The Greek word for “visited” in this verse is not a casual meeting of two parties. Throughout its usage in the New Testament, the word emphasizes a visiting for the benefit of someone, to help, minister to, or redeem them (Matt. 25:36; Luke 1:68; 7:16; Acts 15:36; Heb. 2:6). Jesus certainly visited humanity when He walked the earth, and He continues to visit the hearts of His children. Jesus visited people in their physical needs, often feeding them miraculously or healing them of illness or ailment (Matt. 14:13–21; Mark 1:32–34). He visited people in their spiritual needs, teaching them the truth of God and Himself as the Messiah (Matthew 5, 6; John 3:1–21). He even ministered to those in need of emotional healing, bypassing cultural restrictions in order to speak a word of encouragement to an aching soul (John 4, 8). Jesus met people where they were and ministered to them, even the neediest and most ignored of society (Luke 5:12, 13).

It’s interesting how the religious leaders interpreted Jesus’ proximity with the world. They labeled Him a drunkard and a glutton, and they complained about His seemingly relaxed approach to accepting sinners (Matt. 11:19; Luke 15:1, 2). Jesus lived a perfect life, which means He also kept Himself unspotted from the world in all ways (1 Peter 2:21, 22). The religious leaders’ reaction to His proximity, then, reveals more about themselves than about Jesus. They had a faulty understanding of what pure religion looked like.

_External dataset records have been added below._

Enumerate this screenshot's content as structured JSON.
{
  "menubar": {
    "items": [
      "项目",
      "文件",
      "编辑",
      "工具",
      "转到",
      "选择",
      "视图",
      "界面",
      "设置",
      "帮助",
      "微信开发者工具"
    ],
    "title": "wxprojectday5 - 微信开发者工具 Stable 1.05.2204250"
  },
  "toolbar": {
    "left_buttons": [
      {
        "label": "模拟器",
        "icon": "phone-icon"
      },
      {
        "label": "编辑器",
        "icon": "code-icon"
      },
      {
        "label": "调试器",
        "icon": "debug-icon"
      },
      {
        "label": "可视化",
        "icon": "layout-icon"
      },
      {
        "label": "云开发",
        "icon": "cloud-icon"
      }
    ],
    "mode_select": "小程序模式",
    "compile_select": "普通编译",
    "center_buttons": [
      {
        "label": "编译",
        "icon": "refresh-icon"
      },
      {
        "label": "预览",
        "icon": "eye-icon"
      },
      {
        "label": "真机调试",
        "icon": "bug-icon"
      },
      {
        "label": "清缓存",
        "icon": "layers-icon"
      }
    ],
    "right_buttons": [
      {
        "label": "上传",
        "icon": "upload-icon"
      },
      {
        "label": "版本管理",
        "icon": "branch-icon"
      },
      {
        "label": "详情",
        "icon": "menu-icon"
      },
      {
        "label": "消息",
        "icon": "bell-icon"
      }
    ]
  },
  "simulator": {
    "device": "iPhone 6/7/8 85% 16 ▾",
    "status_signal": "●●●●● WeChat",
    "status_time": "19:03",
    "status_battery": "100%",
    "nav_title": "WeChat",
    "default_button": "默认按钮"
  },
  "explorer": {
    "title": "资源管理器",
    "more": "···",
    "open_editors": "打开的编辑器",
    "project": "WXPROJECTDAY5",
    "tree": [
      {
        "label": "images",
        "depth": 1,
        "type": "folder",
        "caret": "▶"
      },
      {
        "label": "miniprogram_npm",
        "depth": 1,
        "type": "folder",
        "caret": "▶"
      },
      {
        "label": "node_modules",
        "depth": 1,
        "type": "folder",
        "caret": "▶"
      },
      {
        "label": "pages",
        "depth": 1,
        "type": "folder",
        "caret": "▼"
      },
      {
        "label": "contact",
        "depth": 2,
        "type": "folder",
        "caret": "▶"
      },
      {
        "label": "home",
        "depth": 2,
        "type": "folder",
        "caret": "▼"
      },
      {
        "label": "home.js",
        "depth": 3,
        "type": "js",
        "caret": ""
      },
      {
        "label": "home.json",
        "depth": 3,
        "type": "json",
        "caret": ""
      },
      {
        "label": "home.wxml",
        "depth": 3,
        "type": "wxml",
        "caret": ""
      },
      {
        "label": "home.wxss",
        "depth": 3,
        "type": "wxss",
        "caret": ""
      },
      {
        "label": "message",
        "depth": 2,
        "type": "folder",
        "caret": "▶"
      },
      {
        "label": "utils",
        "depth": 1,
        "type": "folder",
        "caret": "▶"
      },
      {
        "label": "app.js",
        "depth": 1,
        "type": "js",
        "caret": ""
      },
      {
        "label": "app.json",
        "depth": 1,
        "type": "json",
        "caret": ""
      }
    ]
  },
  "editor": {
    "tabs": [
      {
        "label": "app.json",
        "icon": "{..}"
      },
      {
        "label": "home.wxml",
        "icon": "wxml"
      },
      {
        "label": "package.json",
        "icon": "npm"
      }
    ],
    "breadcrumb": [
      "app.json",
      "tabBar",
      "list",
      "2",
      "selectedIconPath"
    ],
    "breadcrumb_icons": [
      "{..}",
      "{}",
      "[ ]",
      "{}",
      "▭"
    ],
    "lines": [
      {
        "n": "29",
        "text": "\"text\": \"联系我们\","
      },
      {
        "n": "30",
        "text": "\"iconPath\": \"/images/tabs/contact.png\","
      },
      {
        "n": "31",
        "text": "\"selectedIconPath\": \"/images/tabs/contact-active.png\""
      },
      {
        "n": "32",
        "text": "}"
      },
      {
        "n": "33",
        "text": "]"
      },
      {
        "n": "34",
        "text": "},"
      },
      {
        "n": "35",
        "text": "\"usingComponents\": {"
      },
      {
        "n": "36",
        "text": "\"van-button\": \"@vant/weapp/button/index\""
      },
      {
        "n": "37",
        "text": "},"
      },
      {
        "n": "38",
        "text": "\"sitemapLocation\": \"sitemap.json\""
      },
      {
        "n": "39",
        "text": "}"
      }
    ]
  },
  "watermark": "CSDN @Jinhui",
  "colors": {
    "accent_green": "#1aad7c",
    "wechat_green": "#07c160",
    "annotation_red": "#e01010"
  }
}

Jesus’s life proves that ministering to the world and being unspotted from the world are not two dichotomous options: either help people (and get dirty) or be clean (and don’t help anyone). When viewed through this faulty paradigm, both extreme options either miss the heart or the power of the gospel. Emphasizing outward adherence has its place, but an untransformed life is useless. Emphasizing inward transformation has its place, but an unlived life is not what God asks for. Instead, communion with God leads to transformation, and this transformation leads to a life of ministry.